Mr Gentleman does not see that. Mr Gentleman sits in his ivory tower, he gets his sneering, smearing, vitriolic speeches written, which are less about dealing with the issue than they are about attacking Mr Parton or other members of the opposition. If Mr Gentleman had seen what I saw, which was a frustrated builder, along with his crew who he was paying, sitting there and waiting for DAs to be dealt with by the directorate that had taken weeks beyond the statutory time frames, maybe he would have an understanding of the impact of these delays on so many people. It has an impact not just on the builders but obviously on the customers, the people who have invested money into their dream, often to build a house or to do a renovation, and it simply cannot happen.

I invite Mr Gentleman to spend less time attacking the opposition, less time on his smears, and to spend some more time down on the ground, talking to builders, talking to the tradies that are not working in many cases—and good on this builder for continuing to employ his crew. But for many people out there, the tradies that this government and their members purport to represent, of course, they are the people most disadvantaged as they cannot get the work because there is a DA sitting there and waiting to be dealt with.
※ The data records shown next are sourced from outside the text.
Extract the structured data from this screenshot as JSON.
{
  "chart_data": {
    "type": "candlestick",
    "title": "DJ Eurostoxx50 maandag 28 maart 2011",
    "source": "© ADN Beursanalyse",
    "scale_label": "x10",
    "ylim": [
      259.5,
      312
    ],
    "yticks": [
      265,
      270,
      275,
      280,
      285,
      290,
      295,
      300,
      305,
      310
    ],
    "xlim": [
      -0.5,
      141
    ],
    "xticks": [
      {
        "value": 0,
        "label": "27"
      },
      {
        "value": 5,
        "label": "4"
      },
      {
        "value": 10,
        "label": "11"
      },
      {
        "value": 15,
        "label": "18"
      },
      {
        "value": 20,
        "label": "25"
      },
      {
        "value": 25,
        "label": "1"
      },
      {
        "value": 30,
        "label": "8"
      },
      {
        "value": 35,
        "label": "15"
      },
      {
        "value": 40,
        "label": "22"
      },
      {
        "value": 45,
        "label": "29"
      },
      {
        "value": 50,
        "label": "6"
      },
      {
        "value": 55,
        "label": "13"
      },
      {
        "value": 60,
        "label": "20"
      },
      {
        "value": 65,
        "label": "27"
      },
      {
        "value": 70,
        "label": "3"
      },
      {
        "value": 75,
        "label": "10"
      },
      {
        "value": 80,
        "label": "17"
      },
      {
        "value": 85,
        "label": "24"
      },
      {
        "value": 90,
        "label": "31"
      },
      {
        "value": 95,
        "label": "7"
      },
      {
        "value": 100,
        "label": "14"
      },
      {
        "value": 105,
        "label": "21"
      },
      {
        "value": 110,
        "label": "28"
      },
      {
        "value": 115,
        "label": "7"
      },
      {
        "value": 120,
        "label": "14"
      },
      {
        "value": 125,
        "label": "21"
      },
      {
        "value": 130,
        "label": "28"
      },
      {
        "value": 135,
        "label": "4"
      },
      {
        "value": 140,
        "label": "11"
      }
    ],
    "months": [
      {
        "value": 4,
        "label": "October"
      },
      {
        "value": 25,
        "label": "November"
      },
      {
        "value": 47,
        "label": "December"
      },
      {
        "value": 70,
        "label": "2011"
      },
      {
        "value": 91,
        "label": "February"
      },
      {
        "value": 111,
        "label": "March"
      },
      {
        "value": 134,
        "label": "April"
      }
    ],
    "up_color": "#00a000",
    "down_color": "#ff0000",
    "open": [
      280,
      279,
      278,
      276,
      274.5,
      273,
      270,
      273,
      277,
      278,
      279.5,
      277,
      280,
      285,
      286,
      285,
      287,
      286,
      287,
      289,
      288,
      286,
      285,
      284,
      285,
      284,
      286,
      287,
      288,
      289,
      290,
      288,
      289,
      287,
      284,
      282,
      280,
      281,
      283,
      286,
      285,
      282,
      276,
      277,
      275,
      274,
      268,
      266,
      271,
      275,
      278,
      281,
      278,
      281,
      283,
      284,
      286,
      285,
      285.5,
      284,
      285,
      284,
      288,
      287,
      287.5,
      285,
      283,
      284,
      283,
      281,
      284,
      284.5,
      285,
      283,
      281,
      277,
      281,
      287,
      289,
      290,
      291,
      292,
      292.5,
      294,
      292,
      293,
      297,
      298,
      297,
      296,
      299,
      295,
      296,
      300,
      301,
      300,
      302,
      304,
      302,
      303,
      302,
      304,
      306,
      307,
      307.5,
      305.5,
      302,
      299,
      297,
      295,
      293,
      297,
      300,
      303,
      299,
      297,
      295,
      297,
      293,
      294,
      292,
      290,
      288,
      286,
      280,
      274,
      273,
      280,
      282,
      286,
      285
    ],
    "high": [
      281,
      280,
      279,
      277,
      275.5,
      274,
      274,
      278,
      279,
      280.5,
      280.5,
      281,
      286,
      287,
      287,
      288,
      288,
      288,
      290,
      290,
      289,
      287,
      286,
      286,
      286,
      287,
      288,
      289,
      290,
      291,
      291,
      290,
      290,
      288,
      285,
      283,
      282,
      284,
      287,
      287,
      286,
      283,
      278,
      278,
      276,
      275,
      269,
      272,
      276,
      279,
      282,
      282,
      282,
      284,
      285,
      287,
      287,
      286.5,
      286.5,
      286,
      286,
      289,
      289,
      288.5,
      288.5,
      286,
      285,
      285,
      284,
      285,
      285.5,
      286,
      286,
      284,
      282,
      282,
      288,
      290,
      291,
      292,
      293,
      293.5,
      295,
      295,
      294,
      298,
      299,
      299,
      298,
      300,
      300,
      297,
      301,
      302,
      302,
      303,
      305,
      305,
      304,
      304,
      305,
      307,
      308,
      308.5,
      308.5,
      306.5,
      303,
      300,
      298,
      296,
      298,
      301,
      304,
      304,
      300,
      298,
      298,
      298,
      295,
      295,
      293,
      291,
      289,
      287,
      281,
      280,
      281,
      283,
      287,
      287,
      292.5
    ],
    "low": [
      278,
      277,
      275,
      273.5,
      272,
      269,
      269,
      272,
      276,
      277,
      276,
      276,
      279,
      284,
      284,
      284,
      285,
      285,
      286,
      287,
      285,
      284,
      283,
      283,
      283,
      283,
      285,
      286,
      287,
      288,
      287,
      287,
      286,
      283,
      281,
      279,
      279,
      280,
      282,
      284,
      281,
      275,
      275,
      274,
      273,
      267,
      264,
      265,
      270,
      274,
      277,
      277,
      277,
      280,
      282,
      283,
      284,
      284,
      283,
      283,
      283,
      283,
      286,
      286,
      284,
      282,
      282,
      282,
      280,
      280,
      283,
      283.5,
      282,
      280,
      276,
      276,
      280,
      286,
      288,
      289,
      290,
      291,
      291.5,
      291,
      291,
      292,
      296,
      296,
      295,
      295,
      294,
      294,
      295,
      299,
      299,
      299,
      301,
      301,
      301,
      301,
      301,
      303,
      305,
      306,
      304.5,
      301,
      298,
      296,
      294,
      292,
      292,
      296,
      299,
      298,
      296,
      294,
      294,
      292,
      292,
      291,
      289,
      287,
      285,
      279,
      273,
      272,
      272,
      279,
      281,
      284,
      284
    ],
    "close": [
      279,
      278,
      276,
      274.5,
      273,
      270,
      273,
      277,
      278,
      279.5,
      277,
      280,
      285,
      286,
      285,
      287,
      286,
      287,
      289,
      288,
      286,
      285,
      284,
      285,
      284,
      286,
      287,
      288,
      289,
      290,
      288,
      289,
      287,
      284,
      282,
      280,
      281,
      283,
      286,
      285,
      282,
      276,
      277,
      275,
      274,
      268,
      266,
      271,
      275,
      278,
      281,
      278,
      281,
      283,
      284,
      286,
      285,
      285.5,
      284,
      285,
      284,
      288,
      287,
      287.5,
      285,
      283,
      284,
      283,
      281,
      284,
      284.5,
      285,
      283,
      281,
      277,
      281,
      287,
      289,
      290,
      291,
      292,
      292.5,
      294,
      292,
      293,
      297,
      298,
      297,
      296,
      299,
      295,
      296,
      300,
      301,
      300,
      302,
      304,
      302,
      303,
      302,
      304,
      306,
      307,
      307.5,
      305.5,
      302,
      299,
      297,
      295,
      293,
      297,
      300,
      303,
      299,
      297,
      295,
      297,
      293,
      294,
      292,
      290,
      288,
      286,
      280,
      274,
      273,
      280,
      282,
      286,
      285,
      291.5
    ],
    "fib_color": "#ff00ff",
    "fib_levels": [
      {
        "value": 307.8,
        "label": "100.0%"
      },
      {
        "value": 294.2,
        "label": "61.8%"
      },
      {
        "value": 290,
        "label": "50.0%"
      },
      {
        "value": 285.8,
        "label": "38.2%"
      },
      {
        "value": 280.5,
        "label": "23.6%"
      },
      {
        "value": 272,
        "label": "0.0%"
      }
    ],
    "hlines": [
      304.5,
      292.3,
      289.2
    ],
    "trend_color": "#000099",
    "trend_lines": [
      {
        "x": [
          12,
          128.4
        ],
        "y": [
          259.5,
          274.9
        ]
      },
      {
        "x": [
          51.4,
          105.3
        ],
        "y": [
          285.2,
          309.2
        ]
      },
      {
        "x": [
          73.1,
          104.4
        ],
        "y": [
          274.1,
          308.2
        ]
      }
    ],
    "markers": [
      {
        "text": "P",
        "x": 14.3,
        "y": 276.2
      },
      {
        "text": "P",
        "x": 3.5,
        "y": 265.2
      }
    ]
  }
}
I fully support what Mr Parton is doing here. I say: good on you. I know that you are very active in this space. I commend Mr Parton’s motion to the Assembly.

Amendment agreed to.

MR PARTON (Brindabella) (3.36): In closing, there is far too little action from Minister Gentleman in the amendment. The amendment gives the government the chance to do what they have been doing in the DA space for years—that is, to obfuscate and delay. That is the game that we seem to be playing.